The Rise of the Data Elite: How AI Research is Re: inforcing Power Imbalances

The rise of AI-powered tools is transforming our everyday lives. We use the magic of ChatGPT and Midjourney and more mundane AI-powered credit profiling and email completion tools. However, the democratization of AI use is accompanied by global power disparities in AI research. A chart from the “Internet Health Report 2022” shows that the landscape of AI research papers is heavily skewed towards a few countries and elite institutions. The map reveals that more than half of the datasets used for AI performance benchmarking were from just 12 institutions and tech companies in the United States, Germany, and Hong Kong (China).

This map shows how often 1,933 datasets were used (43,140 times) for performance benchmarking across 26,535 different research papers from 2015 to 2020.
Reduced, Reused and Recycled: The Life of a Dataset in Machine Learning Research, Bernard Koch, Emily Denton, Alex Hanna, Jacob G. Foster, 2021.

This major imbalance in the discourse about how AI should be used and who should benefit from it reinforces existing power imbalances. A discussion piece from Data Pop Alliance called “The Return of East India Companies: AI, Africa and the New (Digital) Colonialism” explores various aspects of AI colonialism in Africa. For instance, there is under-development of natural language processing (NLP) technologies for non-Western languages. Computer vision of self-driving cars relies on low-paid human workers to label hundreds of hours of data. Lax ethical standards and “data dumping” in countries with less stringent data protection regulations effectively renders local people and society—AI guinea pigs. Despite the decreasing cost of training machine learning systems and greater availability of data, the power dynamics in AI research and development continue to reflect the dominance of a select few.

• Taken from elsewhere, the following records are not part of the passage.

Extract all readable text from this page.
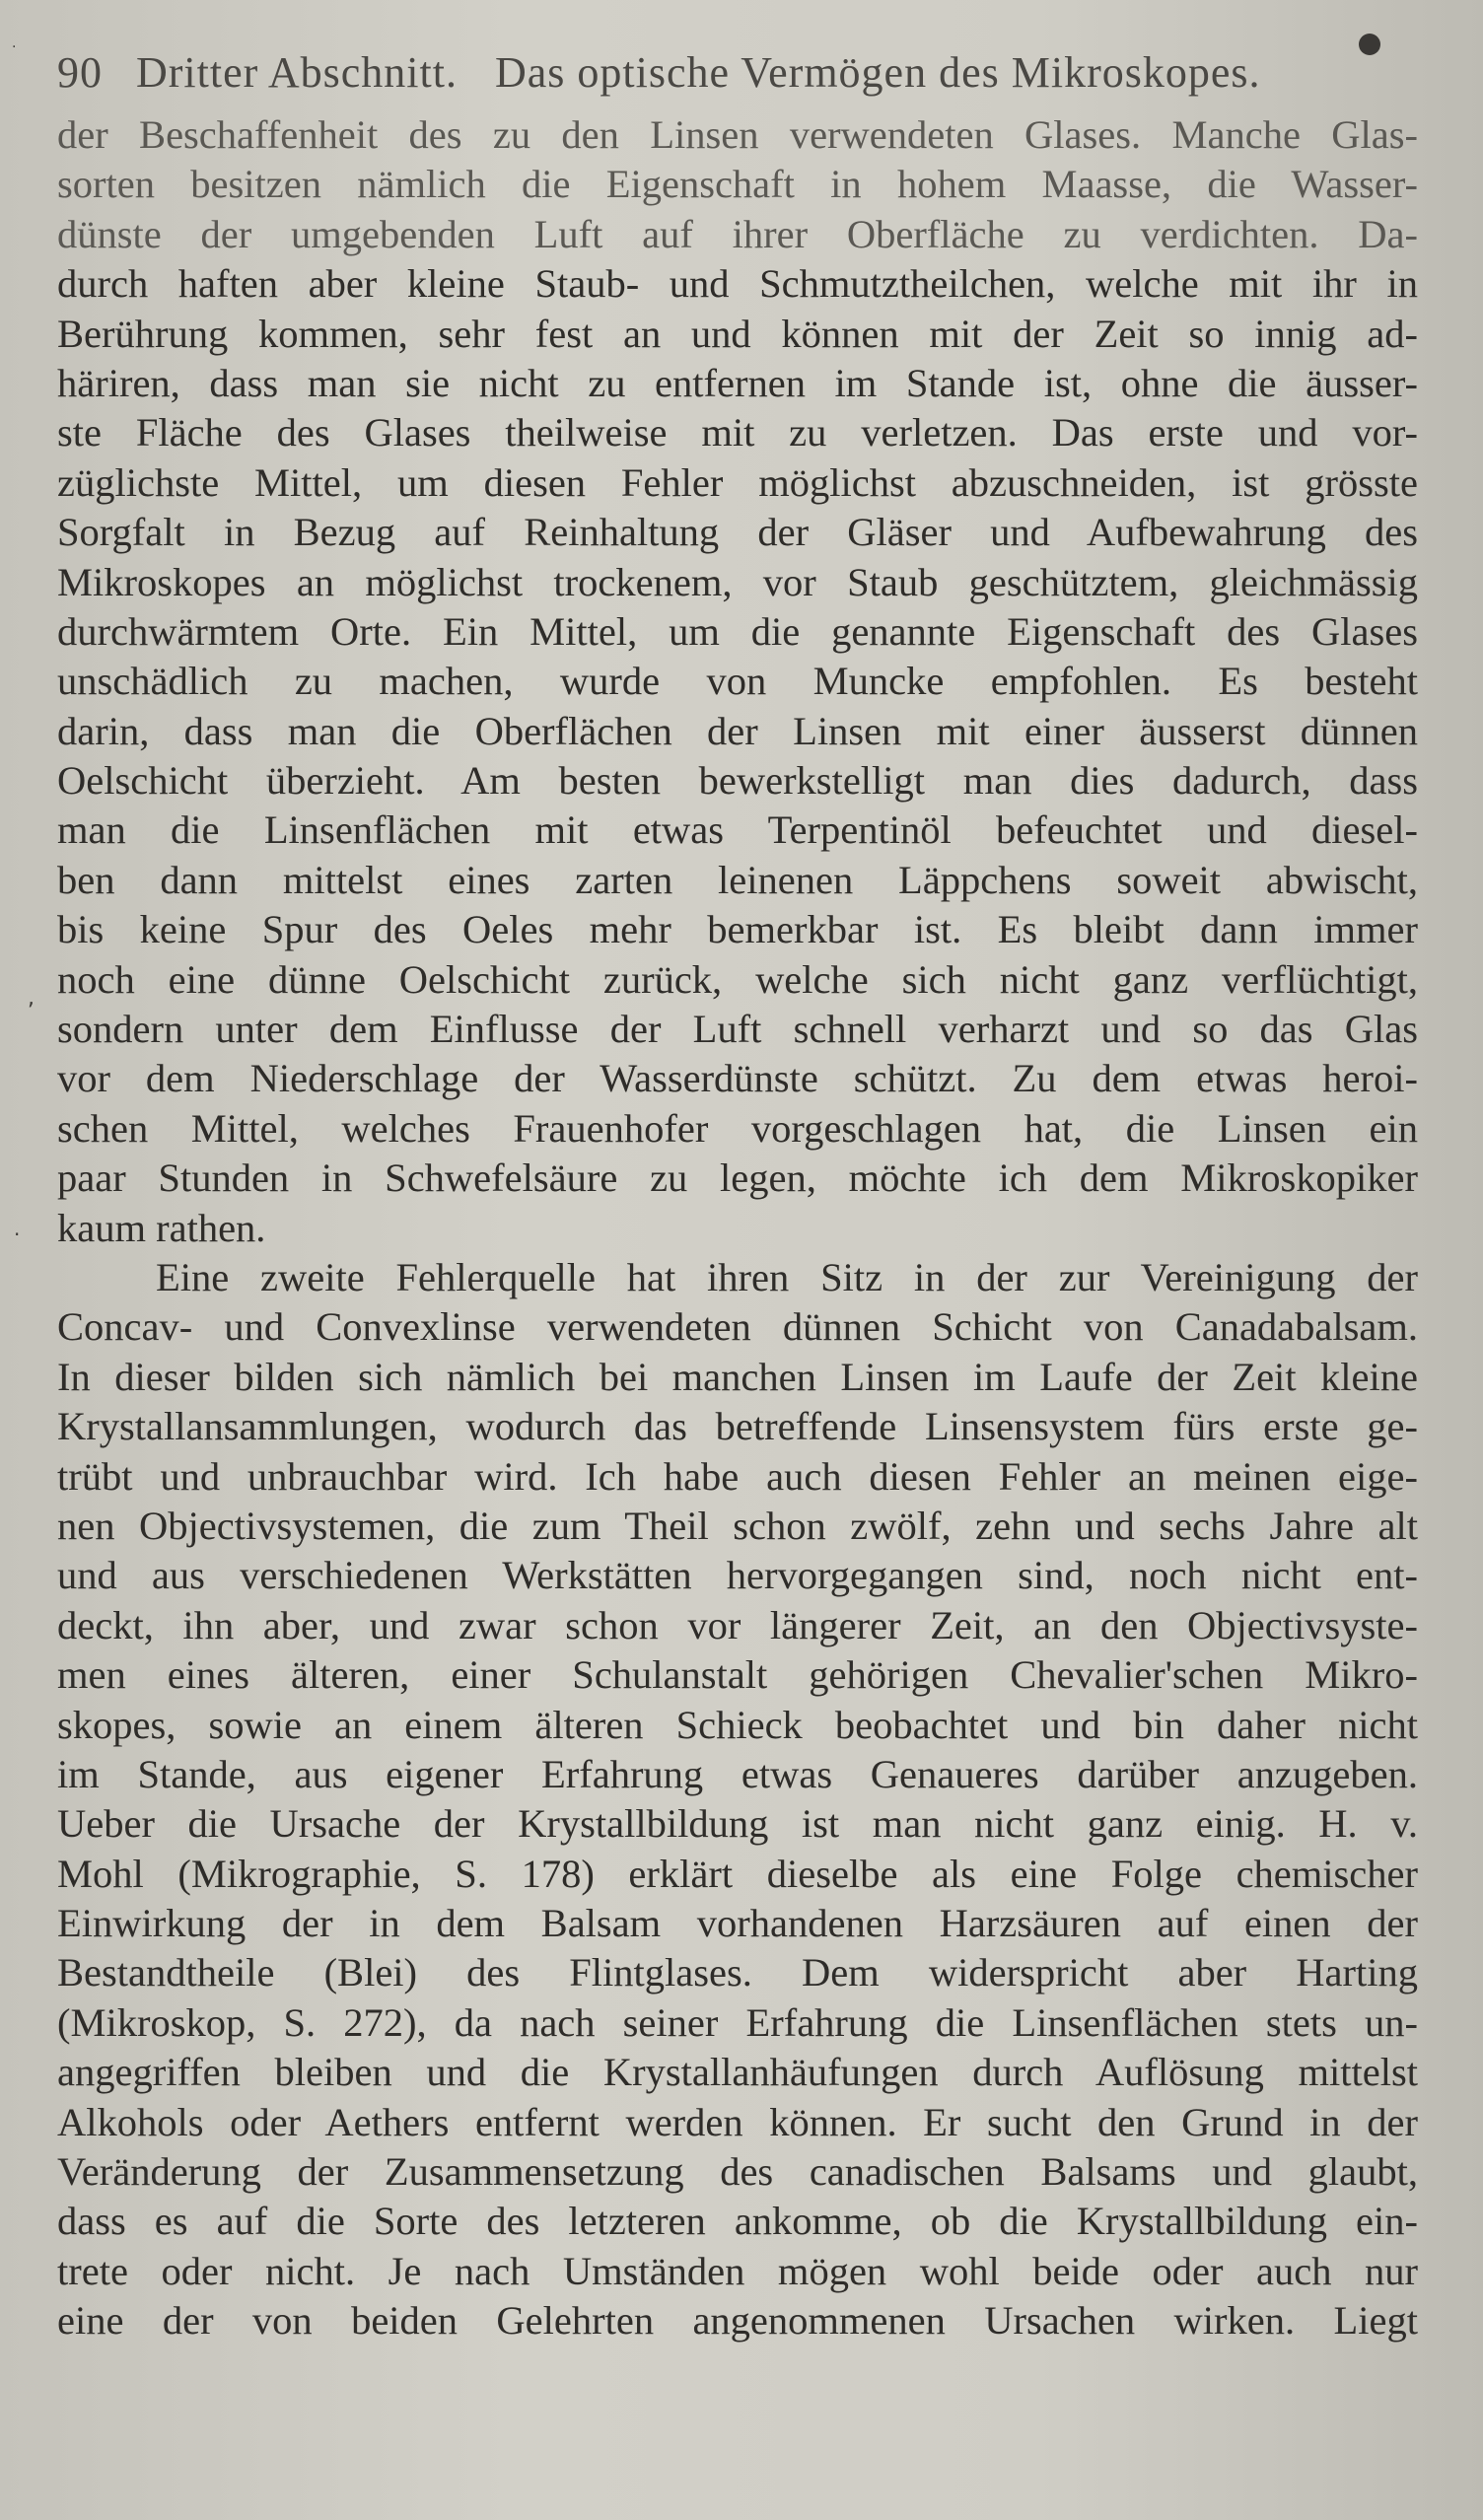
90 Dritter Abschnitt. Das optische Vermögen des Mikroskopes.
,
·
·
der Beschaffenheit des zu den Linsen verwendeten Glases. Manche Glas-
sorten besitzen nämlich die Eigenschaft in hohem Maasse, die Wasser-
dünste der umgebenden Luft auf ihrer Oberfläche zu verdichten. Da-
durch haften aber kleine Staub- und Schmutztheilchen, welche mit ihr in
Berührung kommen, sehr fest an und können mit der Zeit so innig ad-
häriren, dass man sie nicht zu entfernen im Stande ist, ohne die äusser-
ste Fläche des Glases theilweise mit zu verletzen. Das erste und vor-
züglichste Mittel, um diesen Fehler möglichst abzuschneiden, ist grösste
Sorgfalt in Bezug auf Reinhaltung der Gläser und Aufbewahrung des
Mikroskopes an möglichst trockenem, vor Staub geschütztem, gleichmässig
durchwärmtem Orte. Ein Mittel, um die genannte Eigenschaft des Glases
unschädlich zu machen, wurde von Muncke empfohlen. Es besteht
darin, dass man die Oberflächen der Linsen mit einer äusserst dünnen
Oelschicht überzieht. Am besten bewerkstelligt man dies dadurch, dass
man die Linsenflächen mit etwas Terpentinöl befeuchtet und diesel-
ben dann mittelst eines zarten leinenen Läppchens soweit abwischt,
bis keine Spur des Oeles mehr bemerkbar ist. Es bleibt dann immer
noch eine dünne Oelschicht zurück, welche sich nicht ganz verflüchtigt,
sondern unter dem Einflusse der Luft schnell verharzt und so das Glas
vor dem Niederschlage der Wasserdünste schützt. Zu dem etwas heroi-
schen Mittel, welches Frauenhofer vorgeschlagen hat, die Linsen ein
paar Stunden in Schwefelsäure zu legen, möchte ich dem Mikroskopiker
kaum rathen.
Eine zweite Fehlerquelle hat ihren Sitz in der zur Vereinigung der
Concav- und Convexlinse verwendeten dünnen Schicht von Canadabalsam.
In dieser bilden sich nämlich bei manchen Linsen im Laufe der Zeit kleine
Krystallansammlungen, wodurch das betreffende Linsensystem fürs erste ge-
trübt und unbrauchbar wird. Ich habe auch diesen Fehler an meinen eige-
nen Objectivsystemen, die zum Theil schon zwölf, zehn und sechs Jahre alt
und aus verschiedenen Werkstätten hervorgegangen sind, noch nicht ent-
deckt, ihn aber, und zwar schon vor längerer Zeit, an den Objectivsyste-
men eines älteren, einer Schulanstalt gehörigen Chevalier'schen Mikro-
skopes, sowie an einem älteren Schieck beobachtet und bin daher nicht
im Stande, aus eigener Erfahrung etwas Genaueres darüber anzugeben.
Ueber die Ursache der Krystallbildung ist man nicht ganz einig. H. v.
Mohl (Mikrographie, S. 178) erklärt dieselbe als eine Folge chemischer
Einwirkung der in dem Balsam vorhandenen Harzsäuren auf einen der
Bestandtheile (Blei) des Flintglases. Dem widerspricht aber Harting
(Mikroskop, S. 272), da nach seiner Erfahrung die Linsenflächen stets un-
angegriffen bleiben und die Krystallanhäufungen durch Auflösung mittelst
Alkohols oder Aethers entfernt werden können. Er sucht den Grund in der
Veränderung der Zusammensetzung des canadischen Balsams und glaubt,
dass es auf die Sorte des letzteren ankomme, ob die Krystallbildung ein-
trete oder nicht. Je nach Umständen mögen wohl beide oder auch nur
eine der von beiden Gelehrten angenommenen Ursachen wirken. Liegt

While machine learning models and datasets are being developed in other parts of the world, their use in research papers and performance benchmarking is still limited. We have the power to seek greater diversity and inclusivity in AI research, and to advocate for ethical standards that address data inequalities–as consumers and as researchers. For example, the UNDP and UNICEF regional Eurasia platform STEM4ALL to promote women and girls, share knowledge, raise awareness, and break gender stereotypes in STEM. Another way is by promoting collaboration across borders and develop own datasets to contribute to the global conversation.